Durando died on 10 December 1880. Giovanni Rinaldi – the superior of the Casa della Pace branch in Chieri – said of Durando's death: "we have lost another St. Vincent".

==Beatification==
The beatification process opened in Turin after Cardinal Giuseppe Gamba inaugurated the informative process in 1928. Maurilio Fossati closed the process in 1930 which received validation from the Congregation of Rites in 1951. Fossati's spiritual writings were approved by theologians on 14 November 1934 and 27 November 1937. Fossati also inaugurated the beginning of an apostolic process that started in 1940 and concluded not long after. The formal introduction to the cause came on 23 March 1941 under Pope Pius XII, granting Durando the title of Servant of God.

The official Positio then was submitted to Rome at which point theologians voiced a favorable response to the dossier on 12 January 1971 while a historical commission met and approved the cause on 21 September 1978. The members of the Congregation for the Causes of Saints voiced their approval as well on 27 March 1979 though met for a second time to discuss the cause further on 20 June 2000. Durano became titled as Venerable – on 1 July 2000 – after Pope John Paul II confirmed the fact that the late priest had in fact lived a life of heroic virtue.

The process for a miracle opened in Turin in 1936 and concluded not long after in which all interrogatories and medical documentation was collected.

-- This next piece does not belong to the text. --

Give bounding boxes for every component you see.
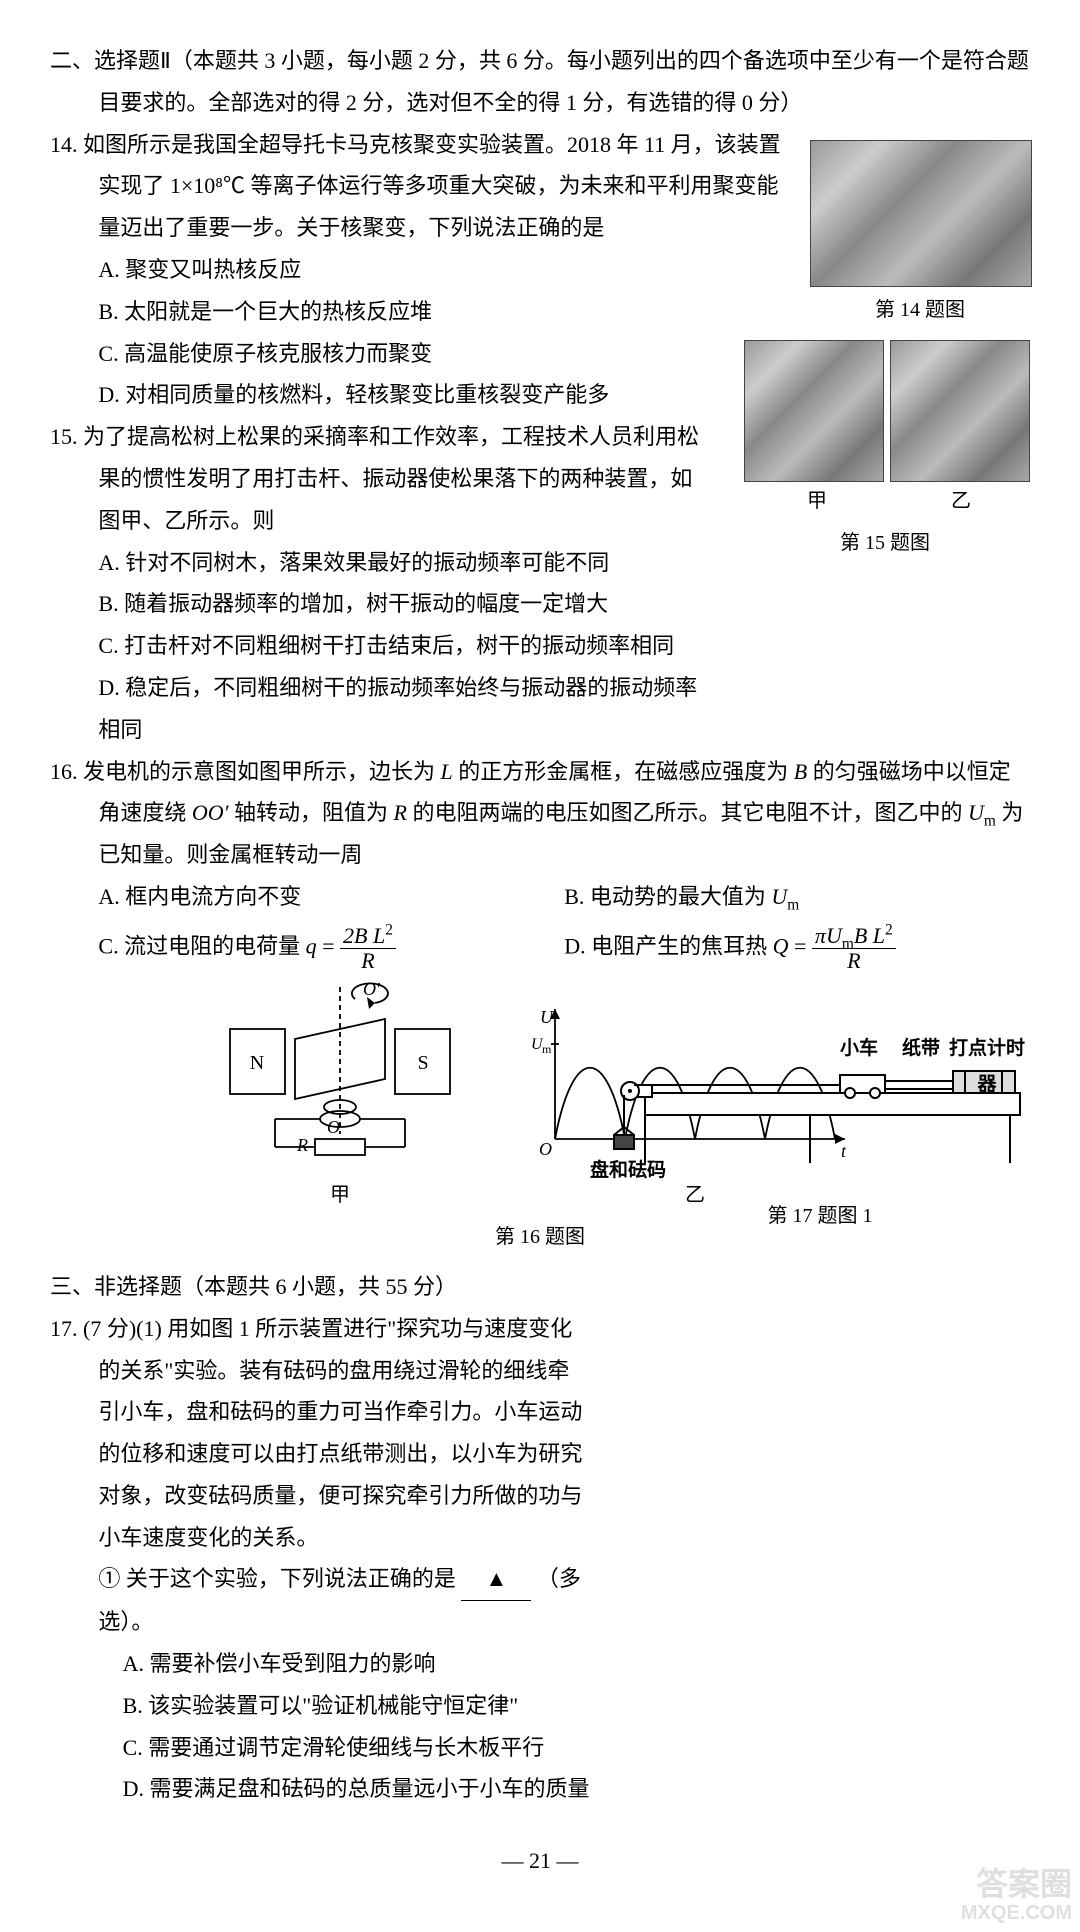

The C.C.S. validated this process decades later on 13 January 1995 while a medical board approved the healing to be a miracle on 19 February 2001. Theologians followed this verdict on 12 October 2001 while the members of the C.C.S. did so as well on 20 November 2001. The pope approved the miracle on 20 December 2001.

John Paul II beatified Durando on 20 October 2002. The miracle in question involved the cure of Mrs. Stella Ingiani who grew ill and later was comatose after the 28 November 1932 birth of her daughter in her home. Durando's order begged for their founder's intercession and Ingiani awoke from her coma to a rapid cure.